For children, especially those struggling with symptoms of ADHD, maintaining school-year structure is essential to combating behavior issues. Try to keep your child’s daily schedule the same year-round if possible. Stick to the same bedtimes, mealtimes, playtimes and morning routines followed when class is in session. If you choose to stray from your established schedule, don’t become frustrated when behavior problems arise in children. Simply return to your planned schedule and praise your child for even the slightest improvements. This praise reinforces good behavior.

Although summer is typically a time for relaxing household rules, clear-cut expectations are essential for children with ADHD. Rules provide kids with a framework in which to better differentiate right from wrong. When school-time rules are loosened, children often push the envelope to see how far they can challenge parental authority. The best way to prevent this from happening in your home is to keep your household rules consistent all year.

It is also essential that children get plenty of sleep, even during school vacations. Children ages 7 through 12 need nine to ten hours of sleep each night. Getting children to bed on time during the summer months can be a challenge, especially when the sun shines until nearly 9pm. Try using black-out window shades to darken your child’s bedroom until the sun sets.

If your child attends a day or sleepaway camp, tell the counselors about your child’s ADHD. Any established program should have measures in place to allow children like yours to succeed at camp— a main reason to clue staff in to key information about your child.

Also learn how your child’s day will be structured at camp. If the schedule is lax at day camp, offer more solid structure at home. And as transitions can be especially difficult for children with ADHD, consider having your child return home from sleepaway camp at least two weeks before the new school year begins. This gives both of you time to readjust to any schedule changes and properly prepare for the return to the classroom.

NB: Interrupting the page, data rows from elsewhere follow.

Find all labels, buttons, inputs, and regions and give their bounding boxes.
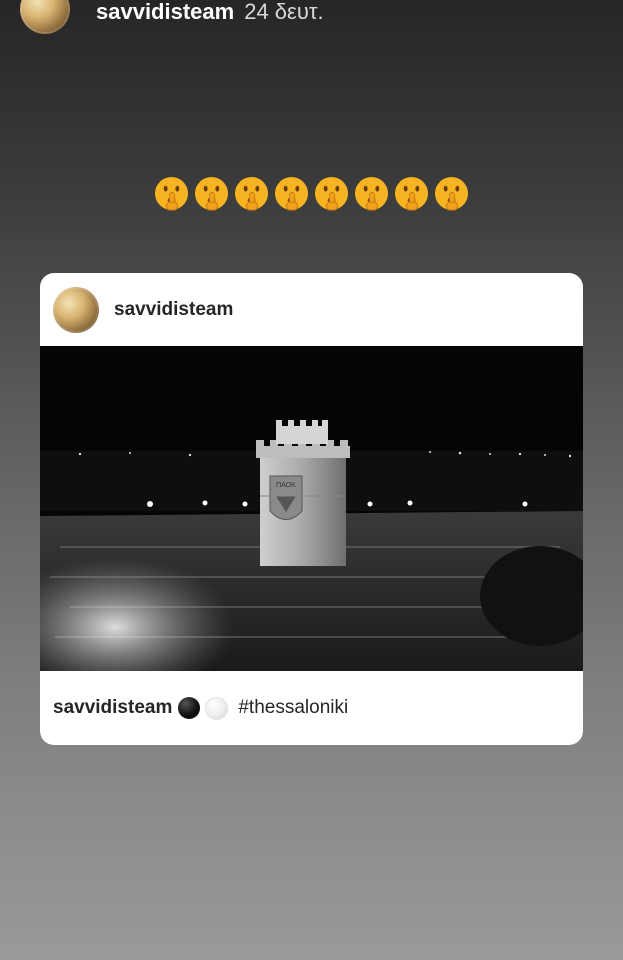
post-caption: savvidisteam #thessaloniki — [53, 683, 348, 733]
story-timestamp: 24 δευτ. — [244, 0, 324, 24]
hashtag-link[interactable]: #thessaloniki — [238, 697, 348, 719]
shushing-face-icon — [234, 176, 269, 211]
shushing-face-icon — [154, 176, 189, 211]
shared-post-card[interactable]: savvidisteam ΠΑΟΚ savvidisteam #thessalo… — [40, 273, 583, 745]
caption-username[interactable]: savvidisteam — [53, 697, 172, 719]
post-username[interactable]: savvidisteam — [114, 299, 233, 321]
post-photo[interactable]: ΠΑΟΚ — [40, 346, 583, 671]
black-circle-icon — [178, 697, 201, 719]
story-header: savvidisteam 24 δευτ. — [20, 0, 324, 40]
story-username[interactable]: savvidisteam — [96, 0, 234, 25]
post-header: savvidisteam — [40, 273, 583, 346]
shushing-face-icon — [394, 176, 429, 211]
shushing-face-icon — [314, 176, 349, 211]
shushing-face-icon — [194, 176, 229, 211]
svg-text:ΠΑΟΚ: ΠΑΟΚ — [276, 482, 296, 489]
shushing-face-icon — [354, 176, 389, 211]
white-circle-icon — [205, 696, 229, 720]
shush-emoji-row — [0, 176, 623, 211]
post-avatar[interactable] — [53, 286, 99, 333]
shushing-face-icon — [434, 176, 469, 211]
story-avatar[interactable] — [20, 0, 70, 34]
shushing-face-icon — [274, 176, 309, 211]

When it comes to good behavior, practice makes perfect. Much like playing the piano or sinking a free throw, practice breeds success when learning behavioral skills. A child who practices good actions on a regular basis becomes more skilled at using acceptable behaviors. Practicing good behavior with your child involves using simple words, a caring attitude and gentle guidance to teach the actions you want to become second nature. Spend time offering scenarios that could cause your child to misbehave, then explain how he can handle himself when these situations arise. Role play with your child and model how he should react when he is tempted to act up. Practice sessions should be fun for you and your child. Likewise, approach them with a sense of excitement. These teaching moments also present opportunities for you to connect both physically and emotionally.

What else can parents of children with ADHD do to make the grade this summer? Follow these tips to help you and your child earn an A+.

  • Provide your child with chances to succeed and praise your child for staying on task. Kisses, hugs and pats on the back show that you notice when he is doing well. Celebrate milestones by enjoying a movie or an ice cream cone together.
  • Give your child clear rules and stick to them. Ensure that your child understands what is expected of him and what the consequences are if he misbehaves.
  • Focus your attention on the positive. Talking and yelling about how your child failed puts the emphasis on the negative. Take the positive approach by limiting your words during your child’s naughty times and being generous with your attention when he does well.
  • If your child’s behavior gets out of hand, don’t hesitate to ask for help. Your child’s pediatrician or other healthcare professional can offer support and guidance if you need it.
  • Some parents choose to discontinue their child’s medications during the summer break from school. Check with your healthcare provider before making any changes in medication.

When the time comes to take out the swimsuits, sunscreen and beach balls, keep in mind that school year rules and routines shouldn’t be shoved in the closet with the cold weather gloves and boots. Keep your household structure at the forefront year-round, and your entire family will have a wonderful and peaceful summer.